The Diamond Jubilee Gardens were established and opened in 2012 and located on the site of the former Twickenham Lido. The gardens were transformed, after 30 years of neglect, as part of Richmond Council’s regeneration of Twickenham. The gardens were officially opened on 23 June 2012 by Princess Alexandra.
Launched in June 2011 by Lord True, Leader of the Council, The Frame is a changing display of artwork inspired by Trafalgar Square’s Fourth Plinth Project and created by young people and community groups working with Orleans House Gallery. The aim is to showcase and enjoy local creative talent with a link to the area’s rich heritage.
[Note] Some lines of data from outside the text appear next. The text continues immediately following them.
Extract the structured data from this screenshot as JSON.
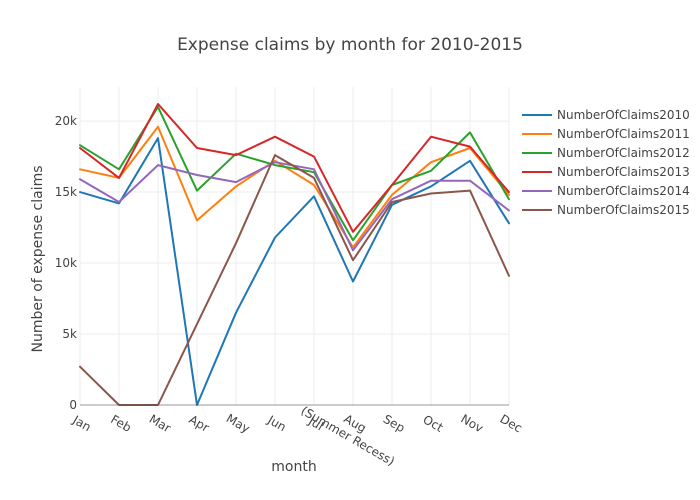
{
  "chart_data": {
    "type": "line",
    "title": "Expense claims by month for 2010-2015",
    "xlabel": "month",
    "ylabel": "Number of expense claims",
    "categories": [
      "Jan",
      "Feb",
      "Mar",
      "Apr",
      "May",
      "Jun",
      "Jul",
      "Aug\n(Summer Recess)",
      "Sep",
      "Oct",
      "Nov",
      "Dec"
    ],
    "ylim": [
      0,
      22400
    ],
    "y_ticks": [
      0,
      5000,
      10000,
      15000,
      20000
    ],
    "y_tick_labels": [
      "0",
      "5k",
      "10k",
      "15k",
      "20k"
    ],
    "grid": true,
    "legend_position": "top-right",
    "series": [
      {
        "name": "NumberOfClaims2010",
        "color": "#1f77b4",
        "values": [
          15000,
          14200,
          18800,
          0,
          6500,
          11800,
          14700,
          8700,
          14100,
          15400,
          17200,
          12800
        ]
      },
      {
        "name": "NumberOfClaims2011",
        "color": "#ff7f0e",
        "values": [
          16600,
          16000,
          19600,
          13000,
          15400,
          17200,
          15500,
          11100,
          14800,
          17100,
          18100,
          14800
        ]
      },
      {
        "name": "NumberOfClaims2012",
        "color": "#2ca02c",
        "values": [
          18300,
          16600,
          21000,
          15100,
          17700,
          16900,
          16400,
          11600,
          15500,
          16500,
          19200,
          14500
        ]
      },
      {
        "name": "NumberOfClaims2013",
        "color": "#d62728",
        "values": [
          18100,
          16000,
          21200,
          18100,
          17600,
          18900,
          17500,
          12200,
          15500,
          18900,
          18200,
          15000
        ]
      },
      {
        "name": "NumberOfClaims2014",
        "color": "#9467bd",
        "values": [
          15900,
          14300,
          16900,
          16200,
          15700,
          17100,
          16600,
          10900,
          14500,
          15800,
          15800,
          13700
        ]
      },
      {
        "name": "NumberOfClaims2015",
        "color": "#8c564b",
        "values": [
          2700,
          0,
          0,
          5700,
          11400,
          17600,
          16000,
          10200,
          14300,
          14900,
          15100,
          9100
        ]
      }
    ]
  }
}
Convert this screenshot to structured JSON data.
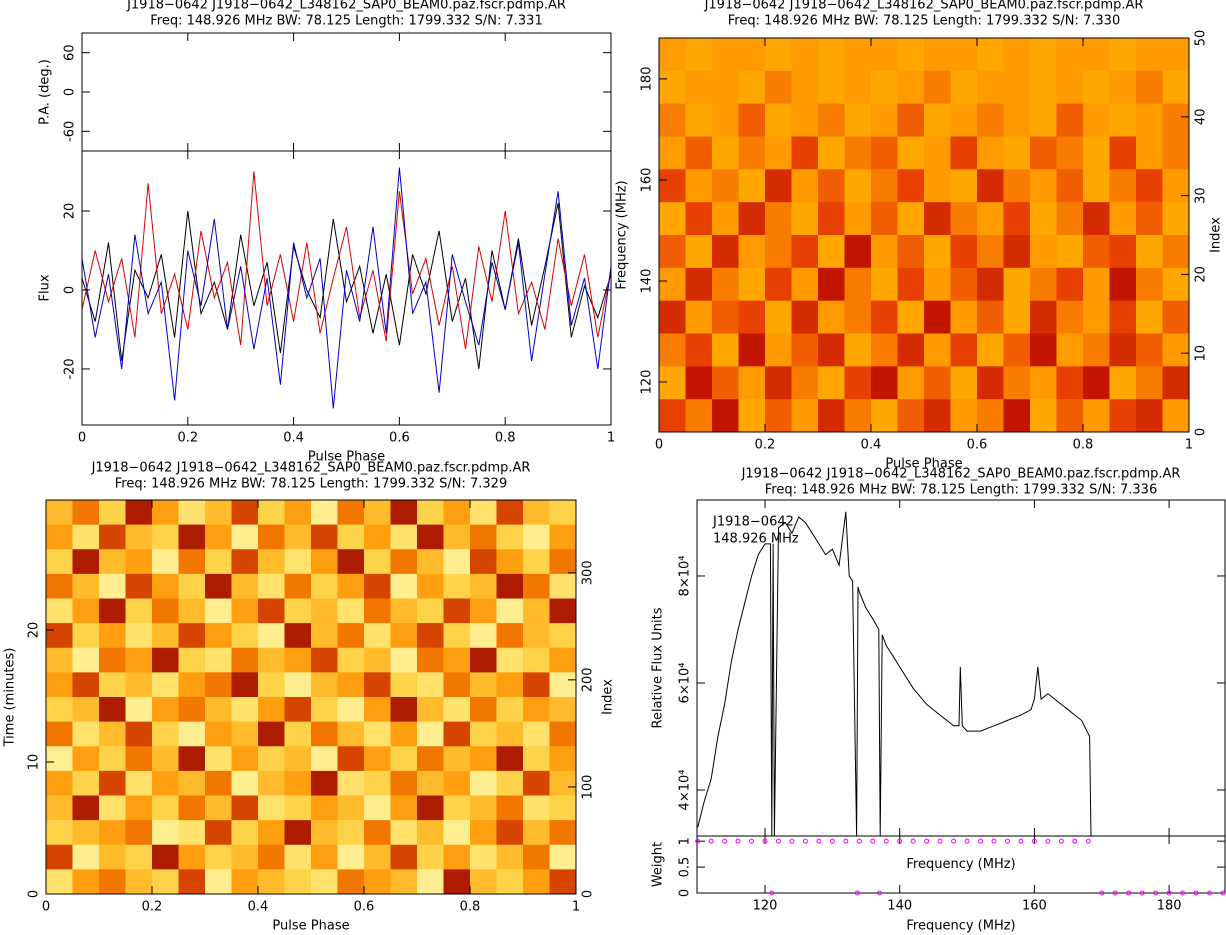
{
  "chart_data": [
    {
      "type": "line",
      "title": "J1918−0642 J1918−0642_L348162_SAP0_BEAM0.paz.fscr.pdmp.AR",
      "subtitle": "Freq: 148.926 MHz BW: 78.125 Length: 1799.332 S/N: 7.331",
      "xlabel": "Pulse Phase",
      "ylabel": "Flux",
      "xlim": [
        0,
        1
      ],
      "xticks": [
        0,
        0.2,
        0.4,
        0.6,
        0.8,
        1
      ],
      "ylim": [
        -34.2,
        35.2
      ],
      "yticks": [
        -20,
        0,
        20
      ],
      "pa": {
        "ylabel": "P.A. (deg.)",
        "ylim": [
          -90,
          90
        ],
        "yticks": [
          -60,
          0,
          60
        ]
      },
      "x": [
        0,
        0.025,
        0.05,
        0.075,
        0.1,
        0.125,
        0.15,
        0.175,
        0.2,
        0.225,
        0.25,
        0.275,
        0.3,
        0.325,
        0.35,
        0.375,
        0.4,
        0.425,
        0.45,
        0.475,
        0.5,
        0.525,
        0.55,
        0.575,
        0.6,
        0.625,
        0.65,
        0.675,
        0.7,
        0.725,
        0.75,
        0.775,
        0.8,
        0.825,
        0.85,
        0.875,
        0.9,
        0.925,
        0.95,
        0.975,
        1
      ],
      "series": [
        {
          "color": "#000000",
          "values": [
            3,
            -8,
            12,
            -18,
            5,
            -2,
            9,
            -12,
            20,
            -6,
            2,
            -10,
            14,
            -4,
            7,
            -16,
            11,
            0,
            -7,
            18,
            -3,
            6,
            -11,
            4,
            -14,
            9,
            -1,
            15,
            -8,
            3,
            -20,
            10,
            -5,
            13,
            -9,
            6,
            22,
            -12,
            1,
            -7,
            4
          ]
        },
        {
          "color": "#e00000",
          "values": [
            -5,
            10,
            -3,
            8,
            -12,
            27,
            -6,
            4,
            -10,
            15,
            -2,
            7,
            -14,
            30,
            -4,
            9,
            -8,
            12,
            -11,
            3,
            16,
            -7,
            5,
            -13,
            25,
            -1,
            8,
            -9,
            6,
            -15,
            11,
            -3,
            20,
            -6,
            2,
            -10,
            13,
            -4,
            9,
            -12,
            5
          ]
        },
        {
          "color": "#0000d0",
          "values": [
            8,
            -12,
            4,
            -20,
            14,
            -6,
            2,
            -28,
            10,
            -4,
            18,
            -10,
            6,
            -15,
            3,
            -24,
            12,
            -2,
            8,
            -30,
            5,
            -8,
            16,
            -11,
            31,
            -6,
            2,
            -26,
            9,
            -3,
            -14,
            7,
            -5,
            12,
            -18,
            4,
            25,
            -9,
            3,
            -20,
            6
          ]
        }
      ]
    },
    {
      "type": "heatmap",
      "title": "J1918−0642 J1918−0642_L348162_SAP0_BEAM0.paz.fscr.pdmp.AR",
      "subtitle": "Freq: 148.926 MHz BW: 78.125 Length: 1799.332 S/N: 7.330",
      "xlabel": "Pulse Phase",
      "ylabel": "Frequency (MHz)",
      "y2label": "Index",
      "xlim": [
        0,
        1
      ],
      "xticks": [
        0,
        0.2,
        0.4,
        0.6,
        0.8,
        1
      ],
      "ylim": [
        110.1,
        188.1
      ],
      "yticks": [
        120,
        140,
        160,
        180
      ],
      "y2lim": [
        0,
        50
      ],
      "y2ticks": [
        0,
        10,
        20,
        30,
        40,
        50
      ],
      "zlim": [
        0,
        9
      ],
      "colormap": [
        "#b00000",
        "#e84000",
        "#ff9a00",
        "#ffc000"
      ],
      "z": [
        [
          6,
          7,
          6,
          6,
          7,
          6,
          7,
          6,
          6,
          7,
          6,
          6,
          7,
          6,
          7,
          6,
          6,
          7,
          6,
          6
        ],
        [
          7,
          6,
          6,
          7,
          5,
          6,
          7,
          6,
          7,
          6,
          5,
          7,
          6,
          6,
          7,
          6,
          7,
          6,
          5,
          7
        ],
        [
          5,
          7,
          6,
          4,
          7,
          6,
          5,
          7,
          6,
          4,
          7,
          6,
          5,
          6,
          7,
          4,
          6,
          7,
          6,
          5
        ],
        [
          6,
          4,
          7,
          5,
          6,
          3,
          7,
          5,
          4,
          7,
          6,
          3,
          6,
          7,
          4,
          5,
          7,
          3,
          6,
          5
        ],
        [
          3,
          6,
          5,
          7,
          2,
          6,
          4,
          7,
          5,
          3,
          6,
          7,
          2,
          5,
          6,
          4,
          7,
          5,
          3,
          6
        ],
        [
          7,
          3,
          6,
          2,
          5,
          7,
          3,
          6,
          4,
          7,
          2,
          5,
          6,
          3,
          7,
          5,
          2,
          6,
          4,
          7
        ],
        [
          4,
          7,
          2,
          6,
          5,
          3,
          7,
          1,
          6,
          4,
          7,
          3,
          5,
          2,
          6,
          7,
          4,
          3,
          7,
          5
        ],
        [
          6,
          2,
          5,
          7,
          3,
          6,
          1,
          5,
          7,
          3,
          6,
          4,
          2,
          7,
          5,
          3,
          6,
          1,
          5,
          7
        ],
        [
          2,
          6,
          4,
          3,
          7,
          2,
          6,
          5,
          3,
          7,
          1,
          6,
          4,
          7,
          2,
          5,
          6,
          3,
          7,
          4
        ],
        [
          5,
          3,
          7,
          1,
          6,
          4,
          2,
          7,
          5,
          2,
          6,
          3,
          7,
          4,
          1,
          6,
          5,
          2,
          4,
          6
        ],
        [
          7,
          1,
          4,
          6,
          2,
          5,
          7,
          3,
          1,
          6,
          4,
          7,
          2,
          5,
          6,
          3,
          1,
          7,
          5,
          2
        ],
        [
          3,
          5,
          1,
          7,
          4,
          6,
          2,
          5,
          7,
          4,
          2,
          6,
          5,
          1,
          7,
          4,
          6,
          3,
          2,
          6
        ]
      ]
    },
    {
      "type": "heatmap",
      "title": "J1918−0642 J1918−0642_L348162_SAP0_BEAM0.paz.fscr.pdmp.AR",
      "subtitle": "Freq: 148.926 MHz BW: 78.125 Length: 1799.332 S/N: 7.329",
      "xlabel": "Pulse Phase",
      "ylabel": "Time (minutes)",
      "y2label": "Index",
      "xlim": [
        0,
        1
      ],
      "xticks": [
        0,
        0.2,
        0.4,
        0.6,
        0.8,
        1
      ],
      "ylim": [
        0,
        29.85
      ],
      "yticks": [
        0,
        10,
        20
      ],
      "y2lim": [
        0,
        368
      ],
      "y2ticks": [
        0,
        100,
        200,
        300
      ],
      "zlim": [
        0,
        9
      ],
      "colormap": [
        "#1a0000",
        "#c02000",
        "#ff9000",
        "#ffd040",
        "#ffee90"
      ],
      "z": [
        [
          6,
          4,
          7,
          2,
          5,
          8,
          6,
          3,
          7,
          5,
          9,
          4,
          6,
          2,
          7,
          5,
          8,
          3,
          6,
          7
        ],
        [
          5,
          8,
          3,
          6,
          7,
          2,
          5,
          9,
          4,
          6,
          3,
          7,
          5,
          8,
          2,
          6,
          4,
          7,
          9,
          5
        ],
        [
          7,
          2,
          6,
          5,
          9,
          4,
          7,
          3,
          6,
          8,
          5,
          2,
          7,
          4,
          6,
          9,
          3,
          5,
          7,
          4
        ],
        [
          4,
          6,
          9,
          3,
          5,
          7,
          2,
          6,
          8,
          4,
          7,
          5,
          3,
          9,
          5,
          7,
          6,
          2,
          4,
          8
        ],
        [
          8,
          5,
          2,
          7,
          4,
          6,
          9,
          5,
          3,
          7,
          6,
          8,
          4,
          6,
          7,
          3,
          5,
          9,
          6,
          2
        ],
        [
          3,
          7,
          5,
          8,
          6,
          3,
          5,
          7,
          9,
          2,
          6,
          4,
          8,
          5,
          3,
          7,
          9,
          4,
          6,
          7
        ],
        [
          6,
          9,
          4,
          5,
          2,
          7,
          8,
          4,
          6,
          5,
          3,
          7,
          6,
          9,
          4,
          5,
          2,
          8,
          7,
          5
        ],
        [
          5,
          3,
          7,
          6,
          8,
          5,
          4,
          2,
          7,
          9,
          6,
          5,
          3,
          7,
          8,
          4,
          6,
          5,
          3,
          9
        ],
        [
          7,
          6,
          2,
          9,
          5,
          4,
          6,
          8,
          5,
          3,
          7,
          9,
          5,
          2,
          6,
          8,
          4,
          7,
          5,
          6
        ],
        [
          4,
          8,
          6,
          3,
          7,
          9,
          5,
          6,
          2,
          7,
          4,
          6,
          8,
          5,
          9,
          3,
          7,
          6,
          8,
          4
        ],
        [
          9,
          5,
          7,
          4,
          6,
          2,
          8,
          5,
          7,
          6,
          9,
          3,
          5,
          7,
          4,
          6,
          5,
          2,
          7,
          5
        ],
        [
          5,
          7,
          3,
          8,
          5,
          6,
          4,
          9,
          6,
          5,
          2,
          8,
          7,
          4,
          6,
          5,
          9,
          7,
          3,
          6
        ],
        [
          6,
          2,
          8,
          5,
          7,
          4,
          6,
          3,
          8,
          7,
          5,
          6,
          9,
          5,
          2,
          7,
          6,
          4,
          8,
          7
        ],
        [
          7,
          6,
          5,
          4,
          9,
          8,
          3,
          7,
          5,
          2,
          6,
          7,
          4,
          8,
          6,
          9,
          5,
          3,
          6,
          4
        ],
        [
          3,
          9,
          6,
          7,
          2,
          5,
          7,
          6,
          4,
          8,
          5,
          9,
          6,
          3,
          7,
          5,
          8,
          6,
          4,
          9
        ],
        [
          8,
          5,
          4,
          6,
          7,
          3,
          9,
          5,
          6,
          7,
          8,
          4,
          5,
          6,
          9,
          2,
          6,
          7,
          5,
          3
        ]
      ]
    },
    {
      "type": "line",
      "title": "J1918−0642 J1918−0642_L348162_SAP0_BEAM0.paz.fscr.pdmp.AR",
      "subtitle": "Freq: 148.926 MHz BW: 78.125 Length: 1799.332 S/N: 7.336",
      "annotations": [
        "J1918−0642",
        "148.926 MHz"
      ],
      "xlabel": "Frequency (MHz)",
      "ylabel": "Relative Flux Units",
      "xlim": [
        109.9,
        188.3
      ],
      "xticks": [
        120,
        140,
        160,
        180
      ],
      "ylim": [
        31400,
        94200
      ],
      "yticks": [
        {
          "value": 40000,
          "label": "4×10⁴"
        },
        {
          "value": 60000,
          "label": "6×10⁴"
        },
        {
          "value": 80000,
          "label": "8×10⁴"
        }
      ],
      "x": [
        110,
        111,
        112,
        113,
        114,
        115,
        116,
        117,
        118,
        119,
        120,
        120.8,
        121,
        121.2,
        121.4,
        122,
        123,
        124,
        125,
        126,
        127,
        128,
        129,
        130,
        131,
        132,
        132.5,
        133,
        133.6,
        133.8,
        134,
        135,
        136,
        136.9,
        137.1,
        137.4,
        138,
        139,
        140,
        142,
        144,
        146,
        148,
        148.8,
        149,
        149.3,
        150,
        152,
        154,
        156,
        158,
        159.5,
        160,
        160.5,
        161,
        162,
        163,
        164,
        165,
        166,
        167,
        168.2,
        168.4
      ],
      "series": [
        {
          "color": "#000000",
          "values": [
            33000,
            38000,
            42000,
            50000,
            56000,
            64000,
            70000,
            75000,
            80000,
            84000,
            86000,
            86000,
            31500,
            86000,
            31500,
            89000,
            90000,
            88000,
            91000,
            90000,
            88000,
            86000,
            84000,
            85000,
            82000,
            92000,
            80000,
            79000,
            31500,
            78000,
            77000,
            74000,
            72000,
            70000,
            31500,
            69000,
            67000,
            65000,
            63000,
            59000,
            56000,
            54000,
            52000,
            52000,
            63000,
            52000,
            51000,
            51000,
            52000,
            53000,
            54000,
            55000,
            57000,
            63000,
            57000,
            58000,
            57000,
            56000,
            55000,
            54000,
            53000,
            50000,
            31500
          ]
        }
      ],
      "weight": {
        "ylabel": "Weight",
        "ylim": [
          0,
          1.1
        ],
        "yticks": [
          0,
          0.5,
          1
        ],
        "color": "#ff00ff",
        "x": [
          110,
          112,
          114,
          116,
          118,
          120,
          121,
          122,
          124,
          126,
          128,
          130,
          132,
          133.7,
          134,
          136,
          137,
          138,
          140,
          142,
          144,
          146,
          148,
          150,
          152,
          154,
          156,
          158,
          160,
          162,
          164,
          166,
          168,
          170,
          172,
          174,
          176,
          178,
          180,
          182,
          184,
          186,
          188
        ],
        "values": [
          1,
          1,
          1,
          1,
          1,
          1,
          0,
          1,
          1,
          1,
          1,
          1,
          1,
          0,
          1,
          1,
          0,
          1,
          1,
          1,
          1,
          1,
          1,
          1,
          1,
          1,
          1,
          1,
          1,
          1,
          1,
          1,
          1,
          0,
          0,
          0,
          0,
          0,
          0,
          0,
          0,
          0,
          0
        ]
      }
    }
  ]
}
The changing display has encompassed the following works:
- The Thames at Twickenham is one of three local sweeping panoramic scenes painted by Tillemans during the 1720s and is the earliest complete topographical view of this river frontage. Assisted by artist Rachel Craddock young people created a modern day pastiche of the Tillemans landscape.
- Swim was inspired by the Diamond Jubilee Gardens Lido pool heritage and linked to 1920s and 30s poster design. Young people worked with Artist-in-Residence Nathalie Palin.
- Floral Map (2013) is a 21st century collaborative ‘map’ of the area celebrating the rich cultural heritage of the architecture, parks and gardens all around us. Young people worked with artist Emily Allchurch and took inspiration from visits to Kew Gardens and 18th century topographical prints of Richmond upon Thames.